Comment by quotemstr
1 day ago
Imagine if, in addition to local MCP "servers", the MCP people had nurtured a structured CLI-based --help-equivalent consumable by LLMs and shell completion engines alike. Doing so, you unify "CLI" (trivial deployment; human accessibility) and MCP-style (structured and discoverable tool calling) in a single DWIM artifact.
But since when has this industry done the right thing informed by wisdom and hindsight?
that's a pretty interesting idea. It would be nice if there was such a standard. the approach I'm taking right now: a CLI that accepts structured JSON as input, with an 'mcp' subcommand that starts a stdio server. I bundle a 'help' command with a 'describe' action for self-service guidance scoped to a particular feature/tool.
There are actually a lot of great things you can to to make CLIs more helpful to agents. I use a structured help called '--capabilities' but there is a ton of JIT context you can do from the CLI as well https://keyboardsdown.com/posts/01-agent-first-clis/
That structured CLI already exists: PowerShell cmdlets.
Not in any meaningful, general way on Unix systems it doesn't.
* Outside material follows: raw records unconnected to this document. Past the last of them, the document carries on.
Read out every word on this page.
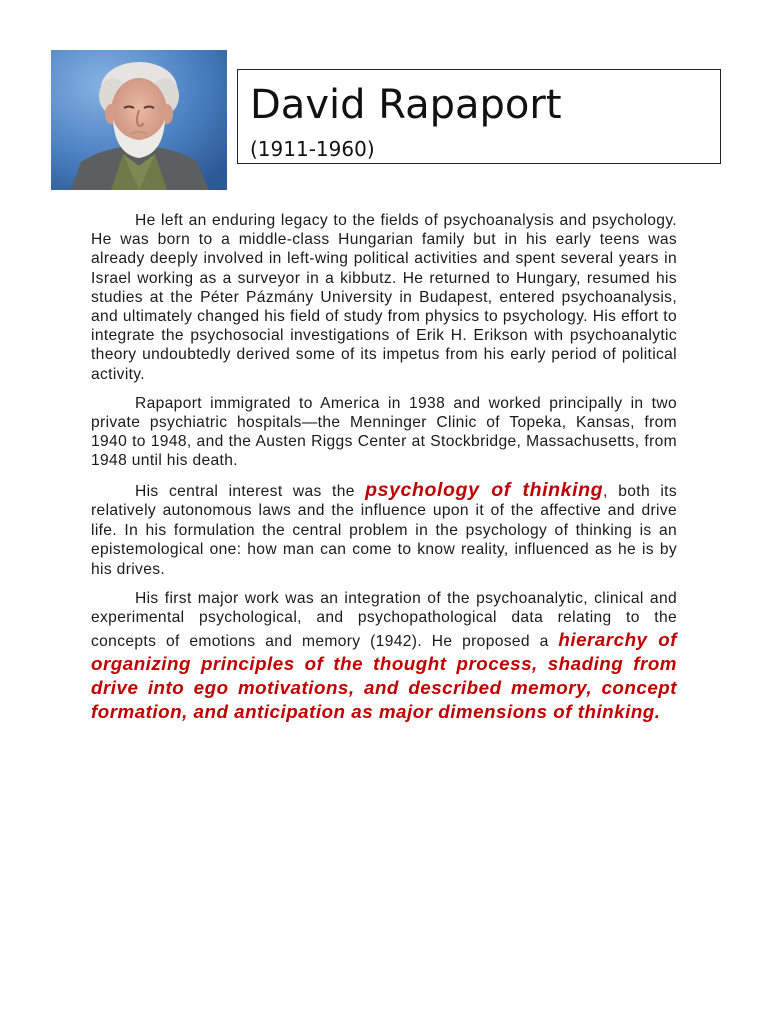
David Rapaport
(1911-1960)

He left an enduring legacy to the fields of psychoanalysis and psychology. He was born to a middle-class Hungarian family but in his early teens was already deeply involved in left-wing political activities and spent several years in Israel working as a surveyor in a kibbutz. He returned to Hungary, resumed his studies at the Péter Pázmány University in Budapest, entered psychoanalysis, and ultimately changed his field of study from physics to psychology. His effort to integrate the psychosocial investigations of Erik H. Erikson with psychoanalytic theory undoubtedly derived some of its impetus from his early period of political activity.

Rapaport immigrated to America in 1938 and worked principally in two private psychiatric hospitals—the Menninger Clinic of Topeka, Kansas, from 1940 to 1948, and the Austen Riggs Center at Stockbridge, Massachusetts, from 1948 until his death.

His central interest was the psychology of thinking, both its relatively autonomous laws and the influence upon it of the affective and drive life. In his formulation the central problem in the psychology of thinking is an epistemological one: how man can come to know reality, influenced as he is by his drives.

His first major work was an integration of the psychoanalytic, clinical and experimental psychological, and psychopathological data relating to the concepts of emotions and memory (1942). He proposed a hierarchy of organizing principles of the thought process, shading from drive into ego motivations, and described memory, concept formation, and anticipation as major dimensions of thinking.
Nobody uses psh outside Windows
But nobody is using your hypothetical "structured CLI-based --help-equivalent consumable by LLMs and shell completion engines alike" either. In terms of mindshare, you're starting from scratch either way.
I just remembered docopt, which maybe fits the bill in a more Unixy way, but it and its ports are mostly abandoned, for various reasons.
Maybe they should consider using it.